Two Words – Cousin Eddie. As weird as Eddie is, the actor that plays him is as weird as they come. Randy Quaid brought the Eddie character to life, as no other weirdo could. But then this weirdo has made a career of playing weirdos. There was the uber-weird role of the Amish bowler, Ishmael Boorg, in the Farrelly Brother’s, Kingpin. Later he nailed the weirdo, alcoholic crop-duster, Russell Casse, in Roland Emmerich’s high tech masterpiece, Independence Day. He even won a Golden Globe for his portrayal of the weird president, Lyndon Johnson. His brilliant weirdness portraying android, Bruno, was not enough to save Eddie Murphy’s box office flop, The Adventures of Pluto Nash. (In absolute terms, Pluto Nash made the largest financial loss of any movie to date, with a budget of $100 million and a total US gross of $4.41 million – total loss, $95.59 million). But, I digress.

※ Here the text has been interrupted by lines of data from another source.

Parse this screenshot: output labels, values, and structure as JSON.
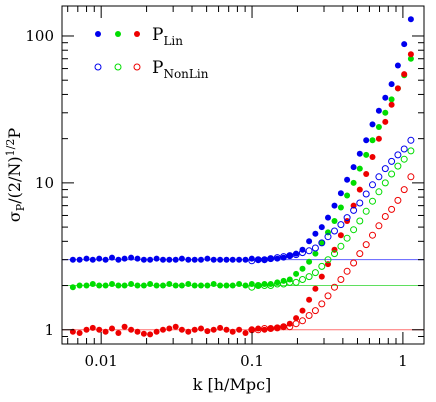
{
  "chart_data": {
    "type": "scatter",
    "x_scale": "log",
    "y_scale": "log",
    "xlim": [
      0.0055,
      1.38
    ],
    "ylim": [
      0.8,
      160
    ],
    "xlabel": "k [h/Mpc]",
    "ylabel": {
      "main": "σ",
      "sub": "P",
      "rest": "/(2/N)",
      "sup": "1/2",
      "tail": "P"
    },
    "x_ticks": [
      {
        "value": 0.01,
        "label": "0.01"
      },
      {
        "value": 0.1,
        "label": "0.1"
      },
      {
        "value": 1,
        "label": "1"
      }
    ],
    "y_ticks": [
      {
        "value": 1,
        "label": "1"
      },
      {
        "value": 10,
        "label": "10"
      },
      {
        "value": 100,
        "label": "100"
      }
    ],
    "legend": [
      {
        "main": "P",
        "sub": "Lin",
        "marker": "filled"
      },
      {
        "main": "P",
        "sub": "NonLin",
        "marker": "open"
      }
    ],
    "reference_lines": [
      {
        "y": 3.0,
        "color": "#5f5fff"
      },
      {
        "y": 2.0,
        "color": "#5fdf5f"
      },
      {
        "y": 1.0,
        "color": "#ff7070"
      }
    ],
    "colors": {
      "blue": "#0000ee",
      "green": "#00dd00",
      "red": "#ee0000"
    },
    "series": [
      {
        "color": "blue",
        "marker": "filled",
        "x": [
          0.0065,
          0.0072,
          0.008,
          0.0088,
          0.0097,
          0.0107,
          0.0118,
          0.013,
          0.0143,
          0.0158,
          0.0174,
          0.0192,
          0.0211,
          0.0233,
          0.0257,
          0.0283,
          0.0312,
          0.0343,
          0.0378,
          0.0417,
          0.0459,
          0.0506,
          0.0557,
          0.0614,
          0.0677,
          0.0745,
          0.0821,
          0.0905,
          0.0997,
          0.1099,
          0.121,
          0.133,
          0.147,
          0.162,
          0.178,
          0.196,
          0.216,
          0.239,
          0.263,
          0.29,
          0.319,
          0.352,
          0.388,
          0.427,
          0.471,
          0.518,
          0.571,
          0.629,
          0.693,
          0.764,
          0.842,
          0.927,
          1.02,
          1.13
        ],
        "y": [
          3.0,
          3.0,
          3.05,
          3.0,
          3.05,
          3.0,
          3.1,
          3.0,
          3.05,
          3.1,
          3.05,
          3.0,
          3.0,
          3.05,
          3.0,
          3.0,
          3.0,
          3.05,
          3.0,
          3.0,
          3.0,
          3.05,
          3.0,
          3.0,
          3.0,
          3.0,
          3.0,
          3.0,
          3.05,
          3.0,
          3.0,
          3.05,
          3.05,
          3.1,
          3.2,
          3.3,
          3.5,
          4.0,
          4.5,
          5.0,
          5.8,
          7.0,
          8.5,
          10.5,
          12.8,
          15.8,
          19.5,
          25,
          31,
          38,
          47,
          63,
          88,
          130
        ]
      },
      {
        "color": "green",
        "marker": "filled",
        "x": [
          0.0065,
          0.0072,
          0.008,
          0.0088,
          0.0097,
          0.0107,
          0.0118,
          0.013,
          0.0143,
          0.0158,
          0.0174,
          0.0192,
          0.0211,
          0.0233,
          0.0257,
          0.0283,
          0.0312,
          0.0343,
          0.0378,
          0.0417,
          0.0459,
          0.0506,
          0.0557,
          0.0614,
          0.0677,
          0.0745,
          0.0821,
          0.0905,
          0.0997,
          0.1099,
          0.121,
          0.133,
          0.147,
          0.162,
          0.178,
          0.196,
          0.216,
          0.239,
          0.263,
          0.29,
          0.319,
          0.352,
          0.388,
          0.427,
          0.471,
          0.518,
          0.571,
          0.629,
          0.693,
          0.764,
          0.842,
          0.927,
          1.02,
          1.13
        ],
        "y": [
          1.95,
          2.0,
          2.0,
          2.05,
          2.0,
          2.0,
          2.05,
          2.0,
          2.0,
          2.05,
          2.0,
          2.0,
          2.05,
          2.0,
          2.0,
          2.05,
          2.0,
          2.0,
          2.05,
          2.0,
          2.0,
          2.0,
          2.05,
          2.0,
          2.0,
          2.0,
          2.05,
          2.0,
          2.05,
          2.0,
          2.05,
          2.05,
          2.1,
          2.15,
          2.2,
          2.4,
          2.6,
          2.9,
          3.3,
          3.9,
          4.6,
          5.5,
          6.8,
          8.2,
          10.0,
          12.5,
          15.5,
          19.5,
          24,
          30,
          37,
          44,
          54,
          70
        ]
      },
      {
        "color": "red",
        "marker": "filled",
        "x": [
          0.0065,
          0.0072,
          0.008,
          0.0088,
          0.0097,
          0.0107,
          0.0118,
          0.013,
          0.0143,
          0.0158,
          0.0174,
          0.0192,
          0.0211,
          0.0233,
          0.0257,
          0.0283,
          0.0312,
          0.0343,
          0.0378,
          0.0417,
          0.0459,
          0.0506,
          0.0557,
          0.0614,
          0.0677,
          0.0745,
          0.0821,
          0.0905,
          0.0997,
          0.1099,
          0.121,
          0.133,
          0.147,
          0.162,
          0.178,
          0.196,
          0.216,
          0.239,
          0.263,
          0.29,
          0.319,
          0.352,
          0.388,
          0.427,
          0.471,
          0.518,
          0.571,
          0.629,
          0.693,
          0.764,
          0.842,
          0.927,
          1.02,
          1.13
        ],
        "y": [
          0.97,
          0.95,
          1.0,
          1.03,
          1.0,
          0.97,
          1.02,
          0.95,
          1.05,
          1.0,
          0.97,
          0.94,
          0.93,
          0.97,
          1.0,
          1.02,
          1.05,
          1.0,
          0.97,
          1.0,
          1.02,
          0.98,
          1.0,
          1.03,
          1.0,
          0.97,
          1.0,
          0.95,
          1.0,
          1.02,
          1.0,
          1.02,
          1.03,
          1.05,
          1.1,
          1.2,
          1.35,
          1.6,
          1.9,
          2.3,
          2.8,
          3.5,
          4.4,
          5.5,
          7.0,
          9.0,
          11.5,
          15,
          20,
          26,
          34,
          44,
          55,
          75
        ]
      },
      {
        "color": "blue",
        "marker": "open",
        "x": [
          0.0997,
          0.1099,
          0.121,
          0.133,
          0.147,
          0.162,
          0.178,
          0.196,
          0.216,
          0.239,
          0.263,
          0.29,
          0.319,
          0.352,
          0.388,
          0.427,
          0.471,
          0.518,
          0.571,
          0.629,
          0.693,
          0.764,
          0.842,
          0.927,
          1.02,
          1.13
        ],
        "y": [
          2.95,
          3.0,
          3.0,
          3.05,
          3.1,
          3.15,
          3.2,
          3.25,
          3.35,
          3.45,
          3.6,
          3.9,
          4.3,
          4.7,
          5.2,
          5.8,
          6.5,
          7.3,
          8.4,
          9.7,
          11.0,
          12.5,
          14.0,
          15.5,
          17.0,
          19.5
        ]
      },
      {
        "color": "green",
        "marker": "open",
        "x": [
          0.0997,
          0.1099,
          0.121,
          0.133,
          0.147,
          0.162,
          0.178,
          0.196,
          0.216,
          0.239,
          0.263,
          0.29,
          0.319,
          0.352,
          0.388,
          0.427,
          0.471,
          0.518,
          0.571,
          0.629,
          0.693,
          0.764,
          0.842,
          0.927,
          1.02,
          1.13
        ],
        "y": [
          1.95,
          2.0,
          2.0,
          2.0,
          2.05,
          2.05,
          2.1,
          2.1,
          2.2,
          2.3,
          2.45,
          2.7,
          3.0,
          3.3,
          3.7,
          4.2,
          4.8,
          5.5,
          6.4,
          7.5,
          8.7,
          10.0,
          11.5,
          13.0,
          14.5,
          16.5
        ]
      },
      {
        "color": "red",
        "marker": "open",
        "x": [
          0.0997,
          0.1099,
          0.121,
          0.133,
          0.147,
          0.162,
          0.178,
          0.196,
          0.216,
          0.239,
          0.263,
          0.29,
          0.319,
          0.352,
          0.388,
          0.427,
          0.471,
          0.518,
          0.571,
          0.629,
          0.693,
          0.764,
          0.842,
          0.927,
          1.02,
          1.13
        ],
        "y": [
          1.0,
          1.0,
          1.02,
          1.02,
          1.03,
          1.05,
          1.05,
          1.1,
          1.15,
          1.25,
          1.35,
          1.5,
          1.7,
          1.95,
          2.2,
          2.5,
          2.85,
          3.3,
          3.8,
          4.4,
          5.1,
          5.9,
          6.6,
          7.6,
          9.0,
          11.0
        ]
      }
    ]
  }
}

Things started getting really weird for the actor and his wife, Evi, when they were first arrested on September 24, 2009, in Texas, for allegedly defrauding an innkeeper, burglary, and conspiracy in California. The arrest stemmed from an earlier incident in which the Quaids allegedly left a Santa Barbara hotel with an unpaid bill of approximately $10,000. (Wonder how much of that was room service?) The Quaids paid the 10K and went about their merry way. A year later the couple was again arrested in Santa Barbara, this time for “Living in a questhouse without permission.” The official charge was felony residential burglary, but the Quaids disputed the facts saying that the house legally belonged to them. This claim was refuted by the owners when they presented documentation that confirmed the house was sold to the current owner in 2007.
But wait… there’s more.
TMZ reported the Quaids claimed the property was wrongfully transferred to a third party by using the forged signature of a dead woman named Ronda Quaid in 1992. On October 18, 2010, bench warrants for the Quaids were issued following their failure to appear for a hearing on the burglary charges. Four days later, on October 22, Randy and Evi Quaid sought protection under the Canadian Immigration and Refugee Protection Act, after being arrested at the US-Canadian border in Vancouver B.C. They have since applied for refugee status on the grounds that they fear for their lives in the United States as numerous actors have died under mysterious circumstances committed by the “Hollywood star whackers”.
A thorough Googling, looking specifically for the “Star Whackers” kept sending me back to the Quaids. Imagine that. This is an ABC interview with the refugee weirdos.
So as the curtain falls on actor Randy Quaid, he shall always be remembered as a real weirdo.